Dr McFETRIDGE (Morphett) (12:25): Mr Speaker, I seek to raise a matter of privilege. In response to questions on Wednesday 18 November, I asked the Minister for Emergency Services, the Hon. Tony Piccolo, a supplementary question concerning the SES and CFS charters.

The SPEAKER: He is the Minister for Emergency Services. We do not need a subordinate clause with his baptismal name.

Dr McFETRIDGE: Thank you, Mr Speaker, for your guidance. I asked a supplementary question concerning the SES and CFS volunteers charter being put into legislation, not just regulation. On the following day, Thursday 19 November, I again asked the minister a question along the same lines and quoted from a document that had been released as part of the emergency services sector reform. In both of his answers the minister denied that he intended to incorporate the volunteers charter in the Fire and Emergency Services Act, but rather keep them as regulation.

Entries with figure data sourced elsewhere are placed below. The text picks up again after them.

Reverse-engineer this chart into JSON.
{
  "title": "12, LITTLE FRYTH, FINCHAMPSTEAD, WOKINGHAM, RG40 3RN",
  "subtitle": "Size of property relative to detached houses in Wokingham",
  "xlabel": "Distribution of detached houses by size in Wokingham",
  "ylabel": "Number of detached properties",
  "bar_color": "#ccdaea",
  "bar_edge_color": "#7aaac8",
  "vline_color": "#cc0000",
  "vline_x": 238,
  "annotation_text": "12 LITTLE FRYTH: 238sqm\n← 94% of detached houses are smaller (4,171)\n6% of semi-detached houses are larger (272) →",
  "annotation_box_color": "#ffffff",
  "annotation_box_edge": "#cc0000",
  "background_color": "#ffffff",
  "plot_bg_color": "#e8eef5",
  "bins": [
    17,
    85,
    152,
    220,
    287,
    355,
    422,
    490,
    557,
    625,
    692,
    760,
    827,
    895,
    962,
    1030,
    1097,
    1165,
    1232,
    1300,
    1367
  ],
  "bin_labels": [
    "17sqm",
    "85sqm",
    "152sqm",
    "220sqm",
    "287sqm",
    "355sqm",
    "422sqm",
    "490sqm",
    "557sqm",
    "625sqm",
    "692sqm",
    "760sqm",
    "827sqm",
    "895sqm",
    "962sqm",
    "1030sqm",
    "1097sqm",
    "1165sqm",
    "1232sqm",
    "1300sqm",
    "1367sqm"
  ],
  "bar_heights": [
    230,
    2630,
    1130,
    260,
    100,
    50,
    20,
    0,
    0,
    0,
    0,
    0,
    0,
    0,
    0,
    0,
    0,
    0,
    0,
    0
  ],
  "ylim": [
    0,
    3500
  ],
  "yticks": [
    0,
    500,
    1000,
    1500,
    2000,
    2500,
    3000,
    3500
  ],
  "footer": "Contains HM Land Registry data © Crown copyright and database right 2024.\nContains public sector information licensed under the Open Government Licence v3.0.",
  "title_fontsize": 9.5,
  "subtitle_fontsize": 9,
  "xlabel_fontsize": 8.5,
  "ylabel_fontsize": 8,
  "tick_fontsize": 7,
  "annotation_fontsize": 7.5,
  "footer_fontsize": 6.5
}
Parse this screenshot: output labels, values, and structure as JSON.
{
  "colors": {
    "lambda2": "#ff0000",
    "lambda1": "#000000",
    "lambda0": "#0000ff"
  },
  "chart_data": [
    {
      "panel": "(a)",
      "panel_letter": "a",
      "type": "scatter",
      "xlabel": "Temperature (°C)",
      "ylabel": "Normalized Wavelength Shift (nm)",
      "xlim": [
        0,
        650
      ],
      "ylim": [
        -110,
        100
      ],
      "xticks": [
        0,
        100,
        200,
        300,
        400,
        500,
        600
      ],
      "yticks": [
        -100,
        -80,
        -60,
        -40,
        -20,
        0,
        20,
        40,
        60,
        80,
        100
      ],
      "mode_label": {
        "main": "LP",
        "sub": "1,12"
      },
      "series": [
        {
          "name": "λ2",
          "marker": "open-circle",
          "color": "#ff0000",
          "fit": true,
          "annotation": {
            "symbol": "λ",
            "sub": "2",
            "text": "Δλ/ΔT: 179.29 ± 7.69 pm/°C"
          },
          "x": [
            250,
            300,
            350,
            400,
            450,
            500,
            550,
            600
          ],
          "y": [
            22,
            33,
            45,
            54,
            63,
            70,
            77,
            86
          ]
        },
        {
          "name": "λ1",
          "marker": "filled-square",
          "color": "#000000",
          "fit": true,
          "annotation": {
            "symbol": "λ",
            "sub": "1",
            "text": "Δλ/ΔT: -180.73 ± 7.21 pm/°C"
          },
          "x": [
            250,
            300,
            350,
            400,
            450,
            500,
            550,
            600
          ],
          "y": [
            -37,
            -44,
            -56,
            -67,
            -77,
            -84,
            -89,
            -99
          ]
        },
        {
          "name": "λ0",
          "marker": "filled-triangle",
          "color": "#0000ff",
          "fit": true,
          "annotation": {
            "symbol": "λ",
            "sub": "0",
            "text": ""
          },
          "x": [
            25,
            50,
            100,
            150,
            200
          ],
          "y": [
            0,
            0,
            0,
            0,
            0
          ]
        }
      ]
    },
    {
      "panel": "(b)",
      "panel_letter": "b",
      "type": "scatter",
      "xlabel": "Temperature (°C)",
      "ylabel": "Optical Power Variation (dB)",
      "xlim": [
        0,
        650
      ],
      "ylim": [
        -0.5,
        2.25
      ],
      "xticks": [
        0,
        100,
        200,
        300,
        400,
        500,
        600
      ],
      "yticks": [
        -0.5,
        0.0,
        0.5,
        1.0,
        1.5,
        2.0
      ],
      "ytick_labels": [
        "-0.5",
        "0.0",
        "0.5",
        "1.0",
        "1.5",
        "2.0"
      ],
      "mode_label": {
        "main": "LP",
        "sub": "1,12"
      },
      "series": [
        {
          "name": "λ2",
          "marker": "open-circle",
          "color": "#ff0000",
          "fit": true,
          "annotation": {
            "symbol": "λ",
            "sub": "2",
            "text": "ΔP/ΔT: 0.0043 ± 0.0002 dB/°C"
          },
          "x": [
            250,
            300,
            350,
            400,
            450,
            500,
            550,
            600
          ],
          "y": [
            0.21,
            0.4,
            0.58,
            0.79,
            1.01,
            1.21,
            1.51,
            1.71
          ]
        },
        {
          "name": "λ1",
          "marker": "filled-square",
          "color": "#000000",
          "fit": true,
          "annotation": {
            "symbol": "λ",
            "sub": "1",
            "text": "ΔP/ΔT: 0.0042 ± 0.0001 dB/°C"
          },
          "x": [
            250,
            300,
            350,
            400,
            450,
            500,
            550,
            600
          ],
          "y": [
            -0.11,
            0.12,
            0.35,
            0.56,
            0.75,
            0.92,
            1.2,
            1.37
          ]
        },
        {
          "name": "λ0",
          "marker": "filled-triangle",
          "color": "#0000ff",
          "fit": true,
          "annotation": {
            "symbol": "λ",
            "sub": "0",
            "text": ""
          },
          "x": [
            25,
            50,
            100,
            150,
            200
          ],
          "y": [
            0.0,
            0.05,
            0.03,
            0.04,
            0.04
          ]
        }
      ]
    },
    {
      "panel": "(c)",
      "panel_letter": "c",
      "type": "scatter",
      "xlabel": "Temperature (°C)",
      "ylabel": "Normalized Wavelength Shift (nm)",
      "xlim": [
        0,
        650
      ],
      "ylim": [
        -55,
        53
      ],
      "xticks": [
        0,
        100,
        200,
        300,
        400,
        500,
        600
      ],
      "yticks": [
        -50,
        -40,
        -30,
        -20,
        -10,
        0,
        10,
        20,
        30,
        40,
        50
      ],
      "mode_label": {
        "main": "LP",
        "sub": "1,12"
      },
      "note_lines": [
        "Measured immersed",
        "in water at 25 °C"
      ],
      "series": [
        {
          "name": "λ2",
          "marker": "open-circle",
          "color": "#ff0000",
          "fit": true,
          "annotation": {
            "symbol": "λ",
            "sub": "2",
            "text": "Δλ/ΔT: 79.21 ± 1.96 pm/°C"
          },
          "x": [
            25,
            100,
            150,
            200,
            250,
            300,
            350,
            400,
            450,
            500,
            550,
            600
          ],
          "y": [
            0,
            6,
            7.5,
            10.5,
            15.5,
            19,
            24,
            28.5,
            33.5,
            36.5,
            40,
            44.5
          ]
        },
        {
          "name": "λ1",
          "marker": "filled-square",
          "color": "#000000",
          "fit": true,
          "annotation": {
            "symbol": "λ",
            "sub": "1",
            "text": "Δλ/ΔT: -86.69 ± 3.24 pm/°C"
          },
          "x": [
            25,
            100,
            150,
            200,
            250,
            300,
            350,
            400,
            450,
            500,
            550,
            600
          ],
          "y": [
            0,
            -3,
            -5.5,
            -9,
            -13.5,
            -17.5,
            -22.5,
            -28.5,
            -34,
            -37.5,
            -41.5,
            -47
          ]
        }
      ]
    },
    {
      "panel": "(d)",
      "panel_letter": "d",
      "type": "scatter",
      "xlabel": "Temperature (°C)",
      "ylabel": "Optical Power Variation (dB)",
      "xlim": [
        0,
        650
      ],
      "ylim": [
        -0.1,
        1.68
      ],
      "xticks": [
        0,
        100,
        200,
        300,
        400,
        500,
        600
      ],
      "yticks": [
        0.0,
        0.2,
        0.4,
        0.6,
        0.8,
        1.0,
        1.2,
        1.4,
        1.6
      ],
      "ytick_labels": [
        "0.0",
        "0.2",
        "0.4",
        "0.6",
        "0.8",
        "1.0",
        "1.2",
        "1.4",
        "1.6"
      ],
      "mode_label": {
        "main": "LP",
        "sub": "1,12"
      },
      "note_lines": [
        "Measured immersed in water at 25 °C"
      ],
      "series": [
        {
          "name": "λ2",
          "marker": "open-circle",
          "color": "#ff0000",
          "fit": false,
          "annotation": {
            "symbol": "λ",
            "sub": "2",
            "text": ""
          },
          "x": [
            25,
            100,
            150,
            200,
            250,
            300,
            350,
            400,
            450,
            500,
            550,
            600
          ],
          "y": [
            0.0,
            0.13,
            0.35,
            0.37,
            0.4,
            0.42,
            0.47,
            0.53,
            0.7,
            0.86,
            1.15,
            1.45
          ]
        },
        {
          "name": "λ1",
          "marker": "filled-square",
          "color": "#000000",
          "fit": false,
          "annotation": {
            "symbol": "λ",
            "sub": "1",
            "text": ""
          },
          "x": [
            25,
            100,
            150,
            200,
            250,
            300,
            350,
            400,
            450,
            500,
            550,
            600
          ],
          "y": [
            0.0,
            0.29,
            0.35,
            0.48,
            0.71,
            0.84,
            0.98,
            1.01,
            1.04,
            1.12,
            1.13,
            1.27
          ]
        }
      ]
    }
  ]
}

It is my contention that the minister has knowingly misled the house by denying his former intention to place both of these charters in the Fire and Emergency Services Act. Any reasonable person would understand that when a minister talks about legislation, that means incorporation into an act of parliament, not a regulation attached to that act. This was the understanding of both volunteer associations and many others I have spoken to.

I have documents here, Mr Speaker, that clearly show where the intention was to have the charters placed in legislation, which, as I have said, was interpreted by everyone who read these documents to mean incorporated into the act. For the minister to now say that he does not mean that, to say it was only regulation, means that he has, at the very least, misled 14,000 CFS volunteers and 1,600 SES volunteers.

It is my contention, and I have people from the volunteer associations willing to appear before any further investigation of this matter, that people clearly understood the minister to mean incorporation into the act. I believe the minister was intending to put the charters into the act, hence the term 'legislation'. To turn around and say 'just regulation', I think, is very hard to believe. I believe there was indeed a breach of privilege and I seek your ruling on this matter.

The SPEAKER: On its face it just appears to be political argy-bargy, but I will study the documents and see if, as the member for Morphett asserts, the minister has deliberately or knowingly misled the house, and I will get back to the house with a ruling, as I have in the past.